San Francisco, CA, March 06, 2025 –(PR.com)– HistAI Announces Launch of the SPIDER Initiative, the Largest Open-Source Supervised Pathology Dataset
At the HIMSS Conference, HistAI introduced the SPIDER Initiative (Supervised Pathology Image-DEscription Repository), an open-source project aimed at advancing computational pathology through the development of a large-scale, supervised pathology dataset. Over the next year, the initiative will compile more than 50 million fully supervised pathology images, spanning 20 different organs and tissue types and 400 distinct morphologies. The dataset is intended to support global research efforts in clinical diagnostics, precision medicine, and drug development by providing researchers with access to high-quality, annotated pathology images.
Dataset Release: More than 4 Million Patches Covering 52 Morphologies
As an initial milestone, HistAI is releasing a dataset of more than 4 million manually annotated image patches derived from nearly 6,000 Whole Slide Images (WSIs).
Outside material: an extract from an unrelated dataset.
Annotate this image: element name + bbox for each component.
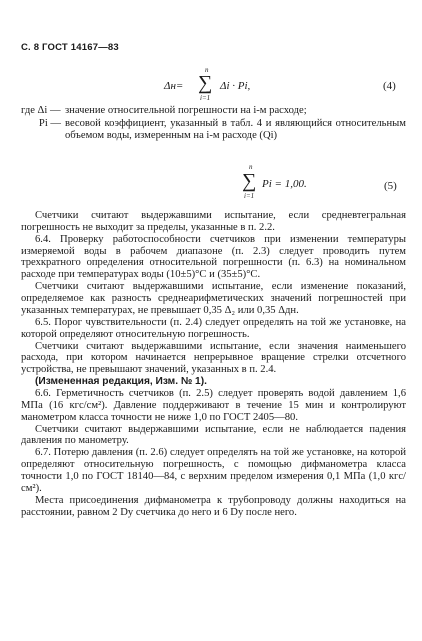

This dataset includes pathology data from three human tissue types — skin, colorectal, and thorax — and is accompanied by three AI patch-classification models capable of identifying 52 distinct morphologies. The dataset has been curated to ensure quality and consistency, providing a resource for researchers working in diagnostic development, AI model training, and drug discovery.
Future Expansion Plans
HistAI plans to expand the SPIDER repository further in the coming months. In two weeks, an additional dataset and AI model for breast tissue, covering 25 morphologies, will be released. This expansion is part of the broader initiative to cover 20 organs and tissue types, with the goal of enhancing resources available to the research community.
Collaborative Research and Accessibility
The SPIDER Initiative is designed to make high-quality supervised pathology data widely accessible. By offering open access to datasets and AI models, HistAI aims to support collaboration among researchers, clinicians, and technologists working in pathology and related fields.
“By making these datasets openly available, we hope to contribute to advancements in AI-driven pathology research,” said Dmitry Nechaev, Chief AI Scientist at HistAI. “Access to diverse, high-quality datasets can improve the accuracy and efficiency of AI models, ultimately aiding in diagnostic improvements and drug development.”
HistAI invites researchers to explore the released dataset, contribute to the repository, and participate in the initiative. More information on accessing the dataset and collaboration opportunities is available on the company’s website.
About HistAI
HistAI is a computational pathology company specializing in the use of large datasets and artificial intelligence to support medical research, diagnostics, biomarker discovery, and drug development. Through the development of AI models and extensive datasets, HistAI aims to advance precision medicine and healthcare solutions.